The alteration of mRNA translation has a crucial role in defining the changes in cellular proteome. The phosphorylation of eukaryotic initiation factor 4E by mitogen-activated protein kinase-interacting kinases (Mnks) leads to the release and translation of mRNAs of specific oncogenic proteins. In recent years, the efforts made by the pharmaceutical industry to develop novel chemical skeletons to create potent and selective Mnk inhibitors have been fruitful. The pyridone-aminal scaffold has been utilized to generate several series of Mnk inhibitors presented in multiple patent applications and research articles. Tomivosertib (eFT508) is one of the molecules with such scaffold. It is one of the first two Mnk inhibitors that entered clinical trials, and has displayed momentous activity against several solid and hematological cancers.
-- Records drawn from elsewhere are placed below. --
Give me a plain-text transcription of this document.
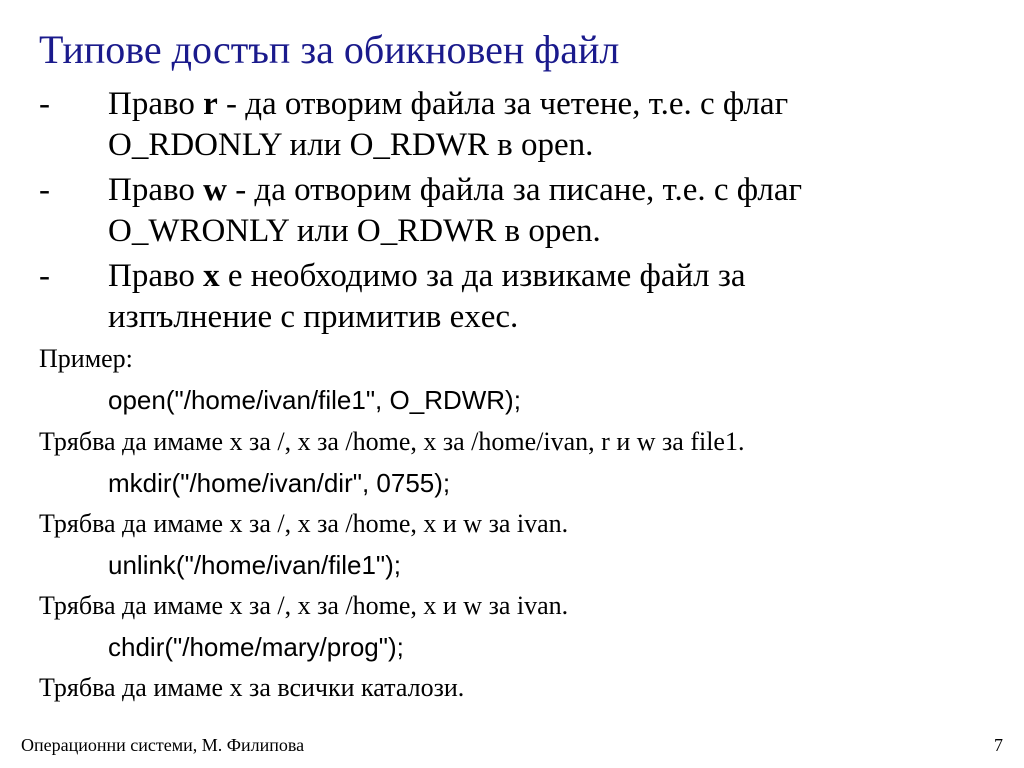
Типове достъп за обикновен файл
- Право r - да отворим файла за четене, т.е. с флаг
O_RDONLY или O_RDWR в open.
- Право w - да отворим файла за писане, т.е. с флаг
O_WRONLY или O_RDWR в open.
- Право x е необходимо за да извикаме файл за
изпълнение с примитив exec.
Пример:
open("/home/ivan/file1", O_RDWR);
Трябва да имаме x за /, x за /home, x за /home/ivan, r и w за file1.
mkdir("/home/ivan/dir", 0755);
Трябва да имаме x за /, x за /home, x и w за ivan.
unlink("/home/ivan/file1");
Трябва да имаме x за /, x за /home, x и w за ivan.
chdir("/home/mary/prog");
Трябва да имаме x за всички каталози.
Операционни системи, М. Филипова	7
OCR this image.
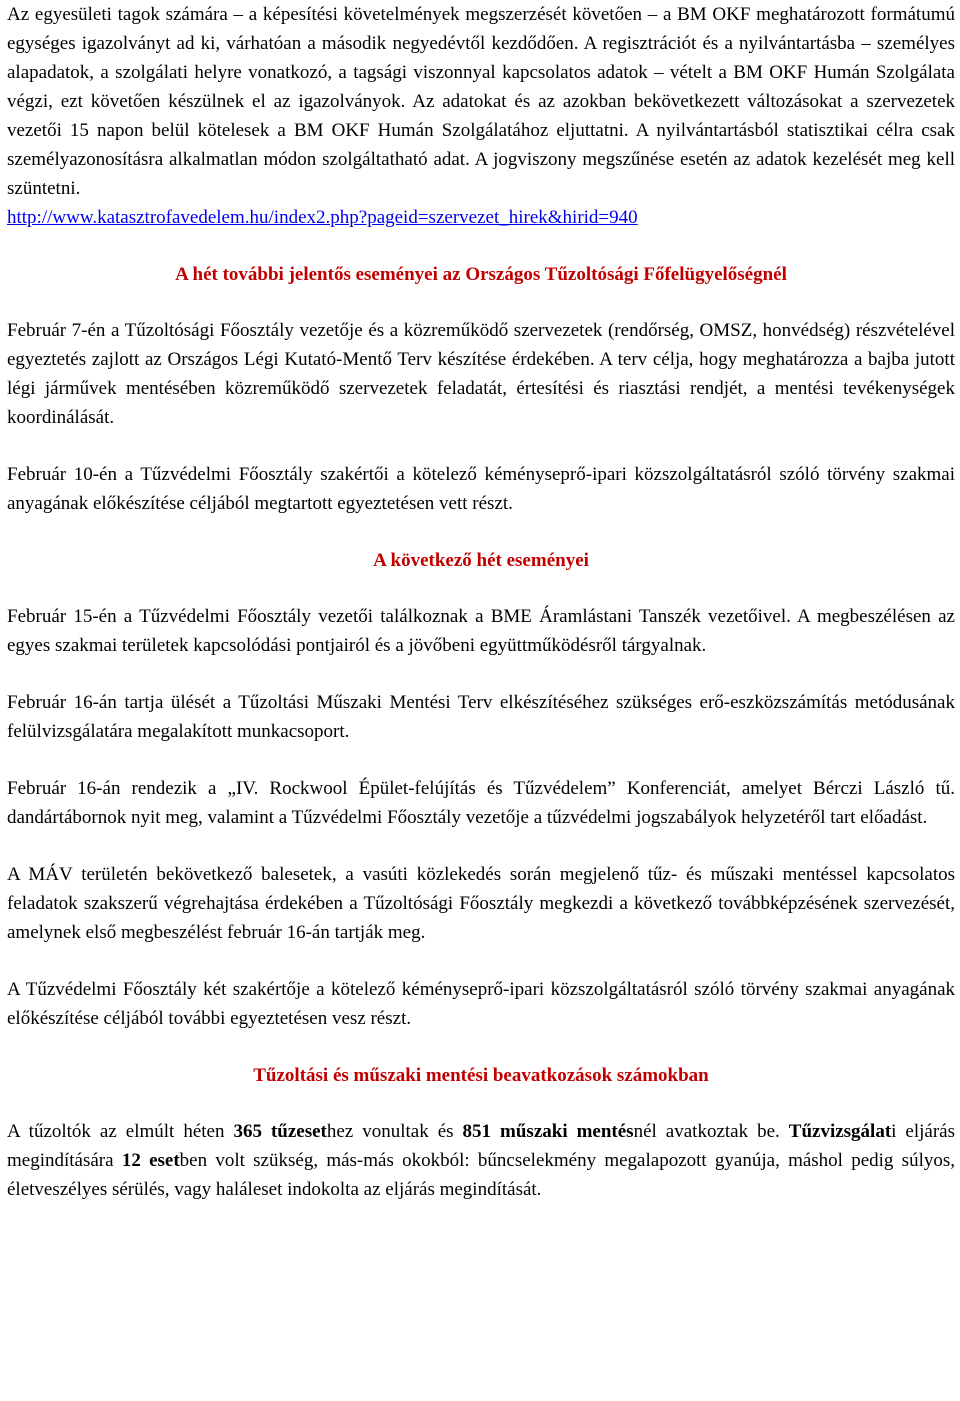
Az egyesületi tagok számára – a képesítési követelmények megszerzését követően – a BM OKF meghatározott formátumú egységes igazolványt ad ki, várhatóan a második negyedévtől kezdődően. A regisztrációt és a nyilvántartásba – személyes alapadatok, a szolgálati helyre vonatkozó, a tagsági viszonnyal kapcsolatos adatok – vételt a BM OKF Humán Szolgálata végzi, ezt követően készülnek el az igazolványok. Az adatokat és az azokban bekövetkezett változásokat a szervezetek vezetői 15 napon belül kötelesek a BM OKF Humán Szolgálatához eljuttatni. A nyilvántartásból statisztikai célra csak személyazonosításra alkalmatlan módon szolgáltatható adat. A jogviszony megszűnése esetén az adatok kezelését meg kell szüntetni.
http://www.katasztrofavedelem.hu/index2.php?pageid=szervezet_hirek&hirid=940

A hét további jelentős eseményei az Országos Tűzoltósági Főfelügyelőségnél

Február 7-én a Tűzoltósági Főosztály vezetője és a közreműködő szervezetek (rendőrség, OMSZ, honvédség) részvételével egyeztetés zajlott az Országos Légi Kutató-Mentő Terv készítése érdekében. A terv célja, hogy meghatározza a bajba jutott légi járművek mentésében közreműködő szervezetek feladatát, értesítési és riasztási rendjét, a mentési tevékenységek koordinálását.

Február 10-én a Tűzvédelmi Főosztály szakértői a kötelező kéményseprő-ipari közszolgáltatásról szóló törvény szakmai anyagának előkészítése céljából megtartott egyeztetésen vett részt.

A következő hét eseményei

Február 15-én a Tűzvédelmi Főosztály vezetői találkoznak a BME Áramlástani Tanszék vezetőivel. A megbeszélésen az egyes szakmai területek kapcsolódási pontjairól és a jövőbeni együttműködésről tárgyalnak.

Február 16-án tartja ülését a Tűzoltási Műszaki Mentési Terv elkészítéséhez szükséges erő-eszközszámítás metódusának felülvizsgálatára megalakított munkacsoport.

Február 16-án rendezik a „IV. Rockwool Épület-felújítás és Tűzvédelem” Konferenciát, amelyet Bérczi László tű. dandártábornok nyit meg, valamint a Tűzvédelmi Főosztály vezetője a tűzvédelmi jogszabályok helyzetéről tart előadást.

A MÁV területén bekövetkező balesetek, a vasúti közlekedés során megjelenő tűz- és műszaki mentéssel kapcsolatos feladatok szakszerű végrehajtása érdekében a Tűzoltósági Főosztály megkezdi a következő továbbképzésének szervezését, amelynek első megbeszélést február 16-án tartják meg.

A Tűzvédelmi Főosztály két szakértője a kötelező kéményseprő-ipari közszolgáltatásról szóló törvény szakmai anyagának előkészítése céljából további egyeztetésen vesz részt.

Tűzoltási és műszaki mentési beavatkozások számokban

A tűzoltók az elmúlt héten 365 tűzesethez vonultak és 851 műszaki mentésnél avatkoztak be. Tűzvizsgálati eljárás megindítására 12 esetben volt szükség, más-más okokból: bűncselekmény megalapozott gyanúja, máshol pedig súlyos, életveszélyes sérülés, vagy haláleset indokolta az eljárás megindítását.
The present compilation provides a succinct review of the current state of development of pyridone-aminal-derived Mnk inhibitors through the analysis of relevant patent applications filed in the last 5 years.

锰酸盐抑制剂:专利审查。
mRNA翻译的改变在确定细胞蛋白质组的变化中起着至关重要的作用。真核起始因子4E被丝裂原激活的蛋白激酶相互作用激酶(Mnks)磷酸化,导致特定致癌蛋白mrna的释放和翻译。近年来,制药行业开发新型化学骨架以制造有效和选择性的Mnk抑制剂的努力取得了丰硕成果。吡啶酮-动物支架已被用于生成多个系列的Mnk抑制剂,并在多个专利申请和研究文章中提出。Tomivosertib (eFT508)就是具有这种支架的分子之一。它是首批进入临床试验的两种Mnk抑制剂之一,并已显示出对几种实体和血液系统癌症的重大活性。本文通过对近5年来相关专利申请的分析,简要回顾了吡酮-氨基衍生的Mnk抑制剂的发展现状。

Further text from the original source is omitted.